Ce nouveau Code de bonne Conduite, est en conformité avec la constitution du 27 décembre 2004. Il intègre également l’esprit de Code électoral et le respect les lois en vigueur en République Centrafricaine.

 

NDLR : A noter que le candidat Patassé n'était pas présent à la cérémonie et par conséquent n'a pas non plus signé le document.  

 

Grogne à la CEI pour des arriérés, joie à Boali

Radio Ndéké Luka Dimanche, 09 Janvier 2011 13:08

 

Les commissaires de la Commission Electorale Indépendante (CEI)  exigent ce dimanche 9 janvier 2011, du trésor public le paiement des arriérés d’indemnités qui s’élèvent à 9 mois. Cette grogne intervient à quelques heures du début de la campagne électorale prévue pour le 10 janvier.

Aux dernières nouvelles, des négociations sont en cours entre le président de la coordination nationale de la CEI et le ministre, secrétaire général du parti travailliste au pouvoir  Kwa Na Kwa. Objectif, désamorcer la bombe et favoriser un démarrage de la campagne électorale et un déroulé normal des activités de la CEI.
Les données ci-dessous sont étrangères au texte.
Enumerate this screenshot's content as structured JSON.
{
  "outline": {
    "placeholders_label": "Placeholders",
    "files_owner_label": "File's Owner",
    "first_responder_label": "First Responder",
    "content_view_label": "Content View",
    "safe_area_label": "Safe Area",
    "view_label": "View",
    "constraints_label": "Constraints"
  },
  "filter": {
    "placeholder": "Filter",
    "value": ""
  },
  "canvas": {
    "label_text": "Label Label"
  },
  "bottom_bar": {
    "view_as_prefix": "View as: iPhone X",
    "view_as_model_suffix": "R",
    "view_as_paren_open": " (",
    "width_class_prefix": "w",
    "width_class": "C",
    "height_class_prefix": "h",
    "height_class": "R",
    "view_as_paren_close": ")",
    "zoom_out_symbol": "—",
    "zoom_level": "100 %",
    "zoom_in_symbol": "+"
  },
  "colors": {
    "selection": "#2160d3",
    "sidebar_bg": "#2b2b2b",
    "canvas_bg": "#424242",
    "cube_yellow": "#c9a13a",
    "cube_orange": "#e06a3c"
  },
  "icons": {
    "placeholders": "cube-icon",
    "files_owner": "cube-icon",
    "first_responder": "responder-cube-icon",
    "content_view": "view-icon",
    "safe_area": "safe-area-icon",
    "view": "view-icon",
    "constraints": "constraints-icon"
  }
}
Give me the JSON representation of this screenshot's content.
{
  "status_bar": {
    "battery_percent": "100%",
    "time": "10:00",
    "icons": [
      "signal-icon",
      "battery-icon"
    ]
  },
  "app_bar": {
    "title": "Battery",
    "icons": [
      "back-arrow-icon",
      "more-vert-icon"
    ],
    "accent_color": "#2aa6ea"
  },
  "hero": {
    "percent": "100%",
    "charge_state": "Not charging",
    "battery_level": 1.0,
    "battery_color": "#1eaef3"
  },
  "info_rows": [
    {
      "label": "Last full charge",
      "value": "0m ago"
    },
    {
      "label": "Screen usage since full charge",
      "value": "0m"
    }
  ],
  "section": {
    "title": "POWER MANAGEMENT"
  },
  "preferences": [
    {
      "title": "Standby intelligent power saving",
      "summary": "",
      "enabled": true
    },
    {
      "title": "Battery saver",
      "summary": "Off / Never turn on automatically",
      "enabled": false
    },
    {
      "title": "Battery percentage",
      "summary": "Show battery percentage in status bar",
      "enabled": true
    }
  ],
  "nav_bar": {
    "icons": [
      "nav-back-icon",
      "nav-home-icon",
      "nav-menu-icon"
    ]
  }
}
Changement de décor à Boali (95 kms de Bangui), où les commissaires de la CEI locale ont perçu ce dimanche, 6 mois d’arriérés. D’après ces derniers, interrogés par Radio Ndeke Luka, « il s’agit d’un nouveau souffle pour un redémarrage des activités suspendues il y a quelques mois ».

Pour le Pasteur Salomon Mambissi, président de la CEI locale, qui a convoqué une réunion de mise au point, « aucun membre de cette institution ne devrait accompagner les candidats dans leur campagne ».

C’est dans cette fièvre du démarrage de la campagne électorale que la municipalité de Bangui a organisé samedi 8 janvier, une marche de remise en jambes pour tous les candidats.

Selon Jean Jacques Démafouth, un des candidats à la présidentielle qui a participé à la marche, « c’est une occasion pour les compatriotes de fêter le nouvel an, de se frotter, échanger et témoigner de son amitié avec tout le monde ».

Il a toutefois regretté le fait que certains candidats « n’ont pas pu prendre part à la rencontre, qui, d’après lui, est une occasion de présenter un nouveau visage de paix et de sincérité ».

Les centrafricains iront voter le 23 janvier 2011 pour le premier tour de cette élection présidentielle, couplée aux élections législatives.

 

Grogne contre l’ENERCA dans le 4e arrondissement

Radio Ndéké Luka Samedi, 08 Janvier 2011 13:00

Les habitants du quartier Lipia 4, dans le quatrième arrondissement de Bangui, ont protesté le 08 janvier 2011 contre une opération de contrôles de la société de l’Energie centrafricaine (ENERCA) qu’ils jugent illégale. Ils ont barricadé l’avenue Mbaïkoua pour prouver leur mécontentement et ont exigé la libération de deux jeunes garçons arrêtés par les éléments de sécurité du service contrôle de l’ENERCA lors des manifestations.

Selon les manifestants, les agents de l’ENERCA, n’ont pas agi conformément à leur mission. « Au lieu de rester dans le cadre de contrôles des branchements illicites et de paiement de factures, ils sont entrés maison par maison pour faire des perquisitions et saisir des biens privés » a indiqué Thierry Onanguele, l’un des manifestants et habitants de ce quartier.

Les deux jeunes hommes arrêtés par les éléments de sécurité du service contrôle de l’ENERCA se disent sauvagement battus par ces derniers et même par les autres agents qui étaient en service. Ce n’est qu’après leur transfert à la SRI (Section de recherche et d’investigation), puis à la Brigade Motorisée qu’ils ont été relâchés par le commandant de cette brigade.

Les barrières ont été enlevées par les manifestants après la libération de ces deux jeunes. Les responsables de l’ENERCA, saisis de la situation ont voulu s y prononcer aussitôt à travers un point de presse. Le point de presse n’a pas pu être tenu et est reporté pour ce 08 janvier. Seulement les responsables de la société ont reporté une seconde fois la rencontre au lundi 10 janvier.